Could models for recurrent novae be in need of an overhaul?
T Pyxidis finally answered astronomers’ questions in 2011, undergoing its first outburst in 45 years. And this time, they had the Hubble Space Telescope on hand to witness the event.
In fact, Hubble had just been refurbished during the final visit of the space shuttle Atlantis to the orbiting observatory in 2009 on STS-125 with the installation of its Wide Field Camera 3, which was used to monitor the outburst of T Pyxidis.
The Hubble observation of the light echo provided some surprises for astronomers as well.
“We fully expected this to be a spherical shell,” Said Columbia University’s Arlin Crotts, referring to the ejecta in the vicinity of the star. “This observation shows it is a disk, and it is populated with fast-moving ejecta from previous outbursts.”
Indeed, this discovery raises some exciting possibilities, such as providing researchers with the ability to map the anatomy of previous outbursts from the star as the light echo evolves and illuminates the 3-D interior of the disk like a Chinese lantern. The disk is inclined about 30 degrees to our line of sight, and researchers suggest that the companion star may play a role in the molding of its structure from a sphere into a disk. The disk of material surrounding T Pyxidis is huge, about 1 light year across. This results in an apparent ring diameter of 6 arc seconds (about 1/8th the apparent size of Jupiter at opposition) as seen from our Earthly vantage point.
Paradoxically, light echoes can appear to move at superluminal speeds. This illusion is a result of the geometry of the path that the light takes to reach the observer, crossing similar distances but arriving at different times.
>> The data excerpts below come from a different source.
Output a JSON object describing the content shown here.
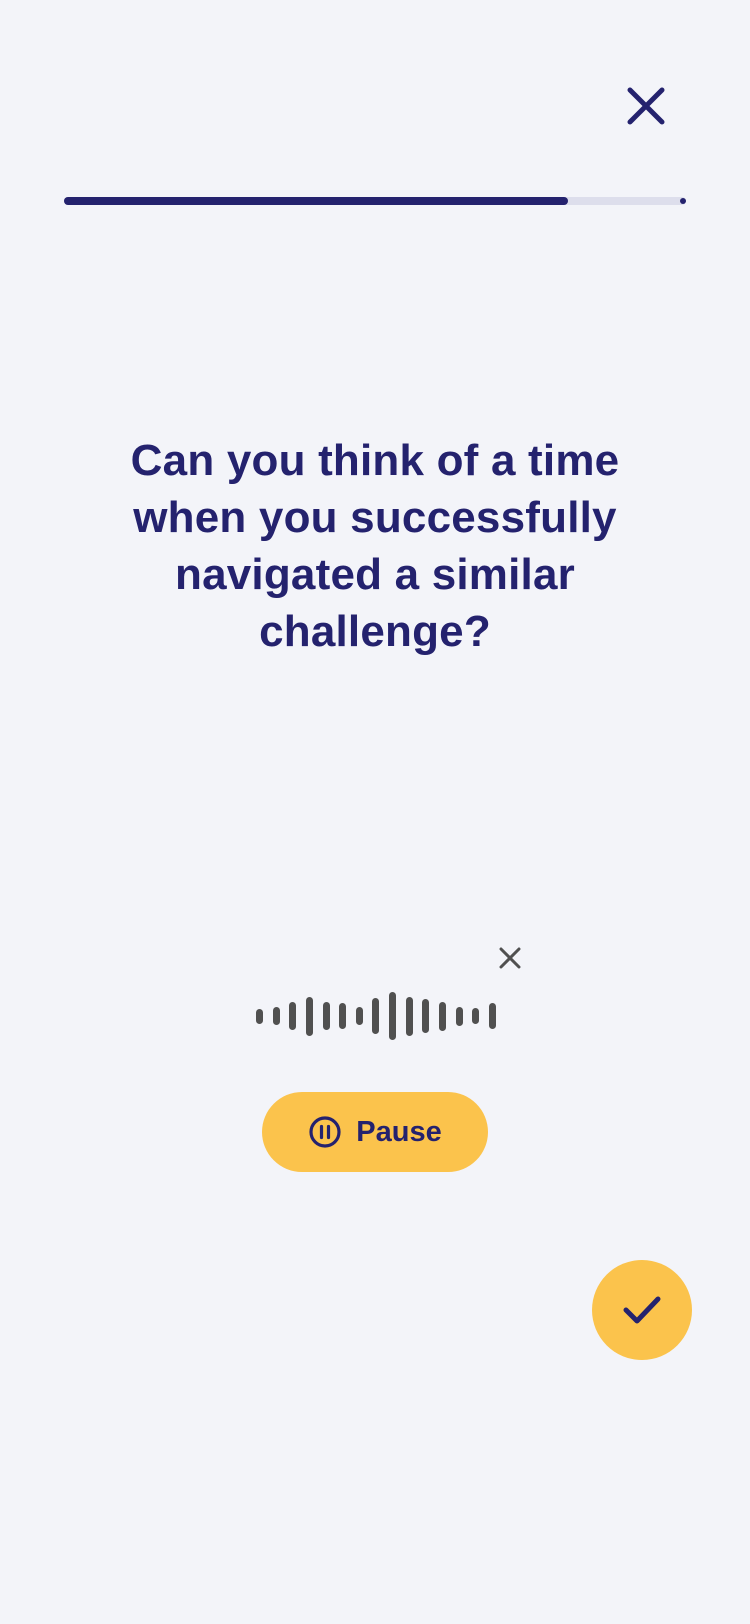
{
  "header": {
    "close_icon": "close-icon"
  },
  "progress": {
    "fraction": 0.81
  },
  "question": {
    "text": "Can you think of a time when you successfully navigated a similar challenge?"
  },
  "recording": {
    "discard_icon": "close-icon",
    "waveform_levels": [
      0.3,
      0.35,
      0.55,
      0.78,
      0.55,
      0.52,
      0.35,
      0.72,
      0.95,
      0.78,
      0.68,
      0.58,
      0.38,
      0.32,
      0.52
    ]
  },
  "pause_button": {
    "label": "Pause",
    "icon": "pause-circle-icon"
  },
  "confirm_button": {
    "icon": "checkmark-icon"
  },
  "colors": {
    "background": "#F3F4F9",
    "primary": "#24226E",
    "accent": "#FBC34C",
    "waveform": "#505050",
    "track": "#DDDEEC"
  }
}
And speaking of distance, measurement of the light echoes has given astronomers another surprise. T Pyxidis is located about 15,500 light years distant, at the higher 10% end of the previous 6,500-16,000 light year estimated range. This means that T Pyxidis is an intrinsically bright object, and its outbursts are even more energetic than thought.
Light echoes have been studied surrounding other novae, but this has been the first time that scientists have been able to map them extensively in 3 dimensions.
“We’ve all seen how light from fireworks shells during the grand finale will light up the smoke and soot from the shells earlier in the show,” said team member Stephen Lawrence of Hofstra University. “In an analogous way, we’re using light from T Pyx’s latest outburst and its propagation at the speed of light to dissect its fireworks displays from decades past.”
Researchers also told Universe Today of the role which amateur astronomers have played in monitoring these outbursts. Only so much “scope time” exists, very little of which can be allocated exclusively to the study of light echoes. Amateurs and members of the American Association of Variable Star Observers (AAVSO) are often the first to alert the pros that an outburst is underway. A famous example of this occurred in 2010, when Florida-based backyard observer Barbara Harris was the first to spot an outburst from recurrent novae U Scorpii.
And although T Pyxidis may now be dormant for the next few decades, there are several other recurrent novae worth continued scrutiny:
16H 22’ 31”
-17° 52’ 43”
9H 04’ 42”
-32° 22’ 48”
17H 50’ 13”
-6° 42’ 28”
T Coronae Borealis
15H 59’ 30”
25° 55’ 13”
20H 07’ 37”
+17° 42’ 15”
Clearly, recurrent novae have a tale to tell us of the role they play in the cosmos. Congrats to Lawrence and team on the discovery… keep an eye out from future fireworks from this rare class of star!